Ezilenden, hor görülenden, katledilenden yanasınız. Bu konular hep tehlikeli görüldü Türkiye’de. Geçmişten günümüze siz de dahil birçok sanatçı bu konulara yer verdi. Baktığımızda elimizde ne kalıyor? Neden hâlâ bunları tartışıyoruz?

Evet bizim bir derdimiz var ve müziğimizi bu eksende şekillendiriyoruz. Biz elimizden geldiği kadar müziğimizde çok dilliliği ve kültürlülüğü yansıtmaya çalışıyoruz. Bu topraklarda yaşamış olan bütün kültürlerin müziğini söylemek, acılarını paylaşmak ve elimizden geldiğince hikayesini anlatmak istiyoruz. Acılar ortak acılarımız. Türkiye’de yaşananlar tüm dünyada yaşananların da uzağında değil. Sanat yoluyla hak mücadelesinde bulunmak dünyanın yer yerinde var olan bir durum.
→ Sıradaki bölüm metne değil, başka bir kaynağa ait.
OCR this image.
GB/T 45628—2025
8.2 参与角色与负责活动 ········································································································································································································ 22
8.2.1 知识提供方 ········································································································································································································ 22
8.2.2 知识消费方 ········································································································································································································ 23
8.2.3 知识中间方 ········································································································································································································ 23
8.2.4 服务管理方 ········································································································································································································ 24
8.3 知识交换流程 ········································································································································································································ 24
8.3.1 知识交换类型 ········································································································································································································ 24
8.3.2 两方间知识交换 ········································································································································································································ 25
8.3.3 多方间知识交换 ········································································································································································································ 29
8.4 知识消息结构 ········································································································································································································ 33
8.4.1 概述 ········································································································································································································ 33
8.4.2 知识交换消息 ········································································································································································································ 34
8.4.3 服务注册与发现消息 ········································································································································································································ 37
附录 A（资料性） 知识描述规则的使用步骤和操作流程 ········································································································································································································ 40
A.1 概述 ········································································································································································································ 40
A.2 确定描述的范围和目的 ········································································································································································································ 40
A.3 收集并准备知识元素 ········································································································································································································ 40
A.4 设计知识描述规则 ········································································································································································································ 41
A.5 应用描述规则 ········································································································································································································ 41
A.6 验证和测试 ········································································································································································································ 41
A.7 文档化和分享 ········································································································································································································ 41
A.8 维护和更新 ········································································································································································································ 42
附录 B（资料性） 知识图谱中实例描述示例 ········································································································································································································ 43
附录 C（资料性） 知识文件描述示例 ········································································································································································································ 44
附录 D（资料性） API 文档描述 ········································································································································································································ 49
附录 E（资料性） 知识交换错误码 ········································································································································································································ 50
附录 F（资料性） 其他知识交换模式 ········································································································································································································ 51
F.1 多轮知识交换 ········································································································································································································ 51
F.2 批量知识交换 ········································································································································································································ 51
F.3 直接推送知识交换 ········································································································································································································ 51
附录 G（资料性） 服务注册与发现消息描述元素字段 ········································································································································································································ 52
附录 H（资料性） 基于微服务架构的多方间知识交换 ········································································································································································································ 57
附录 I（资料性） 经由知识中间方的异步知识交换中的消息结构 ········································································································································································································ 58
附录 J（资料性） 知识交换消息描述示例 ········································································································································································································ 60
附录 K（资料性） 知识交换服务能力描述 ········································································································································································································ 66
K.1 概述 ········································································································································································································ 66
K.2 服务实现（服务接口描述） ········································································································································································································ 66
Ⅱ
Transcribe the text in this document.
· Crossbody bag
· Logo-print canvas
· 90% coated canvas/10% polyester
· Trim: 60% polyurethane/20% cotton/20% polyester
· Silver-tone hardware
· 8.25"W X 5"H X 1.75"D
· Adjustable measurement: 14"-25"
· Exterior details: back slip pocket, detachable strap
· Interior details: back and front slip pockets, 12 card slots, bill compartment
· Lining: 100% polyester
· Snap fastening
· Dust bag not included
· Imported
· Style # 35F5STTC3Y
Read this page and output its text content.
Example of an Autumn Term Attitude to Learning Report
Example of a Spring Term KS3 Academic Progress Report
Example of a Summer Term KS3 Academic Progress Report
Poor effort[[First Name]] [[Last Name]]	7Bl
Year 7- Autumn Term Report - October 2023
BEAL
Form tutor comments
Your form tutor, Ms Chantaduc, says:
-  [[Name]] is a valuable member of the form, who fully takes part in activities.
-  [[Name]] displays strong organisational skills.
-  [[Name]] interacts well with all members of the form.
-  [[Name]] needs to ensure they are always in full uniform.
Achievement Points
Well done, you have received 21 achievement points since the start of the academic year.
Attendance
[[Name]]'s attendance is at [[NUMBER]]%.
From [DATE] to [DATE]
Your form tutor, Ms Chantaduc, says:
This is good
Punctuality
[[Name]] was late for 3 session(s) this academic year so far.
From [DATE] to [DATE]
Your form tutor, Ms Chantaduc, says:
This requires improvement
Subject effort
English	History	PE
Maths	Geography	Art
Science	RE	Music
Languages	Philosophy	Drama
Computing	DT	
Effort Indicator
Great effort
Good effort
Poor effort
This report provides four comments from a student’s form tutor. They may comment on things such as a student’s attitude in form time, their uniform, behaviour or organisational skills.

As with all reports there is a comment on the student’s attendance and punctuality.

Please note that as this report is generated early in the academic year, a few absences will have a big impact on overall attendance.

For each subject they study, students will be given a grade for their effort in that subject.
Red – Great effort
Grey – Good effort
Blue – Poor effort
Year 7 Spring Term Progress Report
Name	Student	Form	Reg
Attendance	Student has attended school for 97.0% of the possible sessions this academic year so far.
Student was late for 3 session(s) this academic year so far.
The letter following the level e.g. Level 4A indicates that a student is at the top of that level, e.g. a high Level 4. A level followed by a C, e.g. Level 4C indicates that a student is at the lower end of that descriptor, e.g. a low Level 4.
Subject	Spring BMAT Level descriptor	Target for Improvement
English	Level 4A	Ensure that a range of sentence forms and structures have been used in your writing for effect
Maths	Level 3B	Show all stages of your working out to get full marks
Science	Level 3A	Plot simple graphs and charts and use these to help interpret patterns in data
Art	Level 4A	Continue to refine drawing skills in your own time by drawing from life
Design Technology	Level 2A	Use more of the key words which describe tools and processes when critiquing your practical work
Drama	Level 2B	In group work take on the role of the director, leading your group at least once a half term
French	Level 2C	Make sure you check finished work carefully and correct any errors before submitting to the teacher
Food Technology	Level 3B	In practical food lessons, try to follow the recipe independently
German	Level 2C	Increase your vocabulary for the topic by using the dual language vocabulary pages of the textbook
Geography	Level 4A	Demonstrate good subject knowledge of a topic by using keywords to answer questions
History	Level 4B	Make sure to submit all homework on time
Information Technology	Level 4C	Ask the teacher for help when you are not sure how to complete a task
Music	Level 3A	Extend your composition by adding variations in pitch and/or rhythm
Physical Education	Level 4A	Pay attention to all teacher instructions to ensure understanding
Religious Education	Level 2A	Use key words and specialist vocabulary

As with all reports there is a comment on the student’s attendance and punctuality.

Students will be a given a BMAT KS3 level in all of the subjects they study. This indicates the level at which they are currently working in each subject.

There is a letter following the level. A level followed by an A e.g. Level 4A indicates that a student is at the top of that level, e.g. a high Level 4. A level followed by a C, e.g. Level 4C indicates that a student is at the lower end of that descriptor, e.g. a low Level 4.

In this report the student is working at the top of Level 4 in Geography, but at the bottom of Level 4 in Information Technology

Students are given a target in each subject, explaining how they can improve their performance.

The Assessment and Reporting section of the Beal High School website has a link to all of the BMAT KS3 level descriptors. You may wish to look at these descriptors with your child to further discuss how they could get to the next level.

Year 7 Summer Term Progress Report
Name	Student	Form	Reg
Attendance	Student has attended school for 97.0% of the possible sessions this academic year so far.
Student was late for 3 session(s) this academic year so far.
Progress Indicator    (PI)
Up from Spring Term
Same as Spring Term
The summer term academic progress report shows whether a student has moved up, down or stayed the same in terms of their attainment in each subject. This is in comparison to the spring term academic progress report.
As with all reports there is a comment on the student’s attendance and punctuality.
Bizim de yaptığımız bu aslında: ortak acıları sanatla paylaşmak, mücadeleye şarkılarımızla destek olmak. Umudumuzu kaybetmeden, barış için şarkılar söylemek tüm bu zulmü ve cinayetleri kınamanın en önemli yolu bizce. O yüzden, hep söylediğimiz gibi, biz bu topraklarda barış ve adalet gelene kadar şarkılarımızı söylemeyi sürdüreceğiz.